Ensemble Transformer for Efficient and Accurate Ranking Tasks: an Application to Question Answering Systems
This is the official CERBERUS model code repository for our long paper in Findings of EMNLP 2022, "Ensemble Transformer for Efficient and Accurate Ranking Tasks: an Application to Question Answering Systems".

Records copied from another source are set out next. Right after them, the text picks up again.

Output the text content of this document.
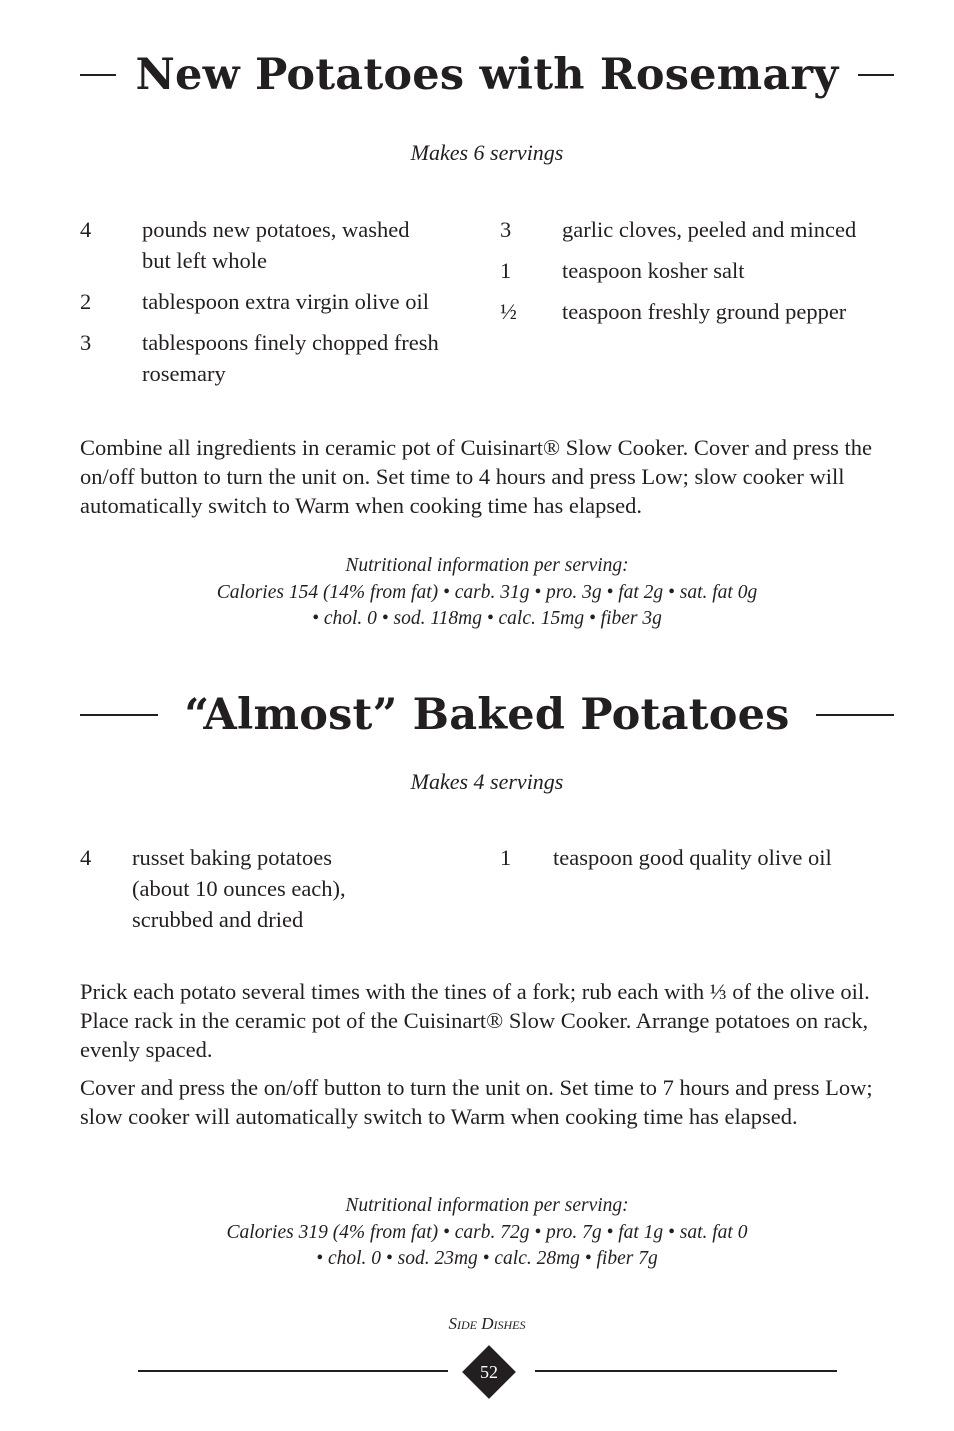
New Potatoes with Rosemary
Makes 6 servings
4	pounds new potatoes, washed but left whole
2	tablespoon extra virgin olive oil
3	tablespoons finely chopped fresh rosemary
3	garlic cloves, peeled and minced
1	teaspoon kosher salt
½	teaspoon freshly ground pepper

Combine all ingredients in ceramic pot of Cuisinart® Slow Cooker. Cover and press the on/off button to turn the unit on. Set time to 4 hours and press Low; slow cooker will automatically switch to Warm when cooking time has elapsed.

Nutritional information per serving:
Calories 154 (14% from fat) • carb. 31g • pro. 3g • fat 2g • sat. fat 0g
• chol. 0 • sod. 118mg • calc. 15mg • fiber 3g
“Almost” Baked Potatoes
Makes 4 servings
4	russet baking potatoes (about 10 ounces each), scrubbed and dried
1	teaspoon good quality olive oil

Prick each potato several times with the tines of a fork; rub each with ⅓ of the olive oil. Place rack in the ceramic pot of the Cuisinart® Slow Cooker. Arrange potatoes on rack, evenly spaced.

Cover and press the on/off button to turn the unit on. Set time to 7 hours and press Low; slow cooker will automatically switch to Warm when cooking time has elapsed.

Nutritional information per serving:
Calories 319 (4% from fat) • carb. 72g • pro. 7g • fat 1g • sat. fat 0
• chol. 0 • sod. 23mg • calc. 28mg • fiber 7g
Side Dishes
52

[Paper] [Amazon Science] [Preprint]
@inproceedings{matsubara2022ensemble,
title={{Ensemble Transformer for Efficient and Accurate Ranking Tasks: an Application to Question Answering Systems}},
author={Matsubara, Yoshitomo and Soldaini, Luca and Lind, Eric and Moschitti, Alessandro},
booktitle={Findings of the Association for Computational Linguistics: EMCNLP 2022},
pages={7259--7272},
year={2022}
}
Our CERBERUS implementation is based on transformers.ElectraForSequenceClassification and tested under the following conditions:
- Python 3.6 - 3.7
- torch==1.6.0
- transformers==3.0.2
This CERBERUS model consists of 11 shared encoder body layers and 3 ranking heads of 1 head layer each learned from 3 teacher AS2 models: ALBERT-XXLarge, ELECTRA-Large, and RoBERTa-Large fine-tuned on the ASNQ dataset.
Download and unzip cerberus11-3_albert_electra_roberta_asnq.zip
from transformers import AutoTokenizer
from cerberus import CerberusModel
tokenizer = AutoTokenizer.from_pretrained('google/electra-base-discriminator')
start_ckpt_file_path = './cerberus11-3_albert_electra_roberta_asnq/cerberus_model.pt'
model = CerberusModel(None, 11, start_ckpt_file_path=start_ckpt_file_path)
model.eval()
input_dict = tokenizer([('question', 'answer sentence')],
return_tensors='pt',
max_length=128,
truncation=True)
output = model(**input_dict)
This CERBERUS model consists of 11 shared encoder body layers and 3 ranking heads of 1 head layer each learned from 3 teacher AS2 models: ALBERT-XXLarge, ELECTRA-Large, and RoBERTa-Large fine-tuned on the ASNQ dataset and then on the WikiQA dataset.
Download and unzip cerberus11-3_albert_electra_roberta_asnq_wikiqa.zip and asnq-electra-base-discriminator.
from transformers import AutoTokenizer
from cerberus import CerberusModel
asnq_ckpt_dir_path = './asnq-electra-base-discriminator'
tokenizer = AutoTokenizer.from_pretrained(asnq_ckpt_dir_path)
head_configs = [
{'model': {'pretrained_model_name_or_path': asnq_ckpt_dir_path},
'base_model': 'electra', 'classifier': 'classifier'},
{'model': {'pretrained_model_name_or_path': asnq_ckpt_dir_path},
'base_model': 'electra', 'classifier': 'classifier'},
{'model': {'pretrained_model_name_or_path': asnq_ckpt_dir_path},
'base_model': 'electra', 'classifier': 'classifier'}
]
start_ckpt_file_path = './cerberus11-3_albert_electra_roberta_asnq_wikiqa/cerberus_model.pt'
model = CerberusModel(head_configs, 11, start_ckpt_file_path=start_ckpt_file_path)
model.eval()
input_dict = tokenizer([('question', 'answer sentence')],
return_tensors='pt',
max_length=128,
truncation=True)
output = model(**input_dict)
See CONTRIBUTING for more information.
This library is licensed under the CC-BY-NC-4.0 License.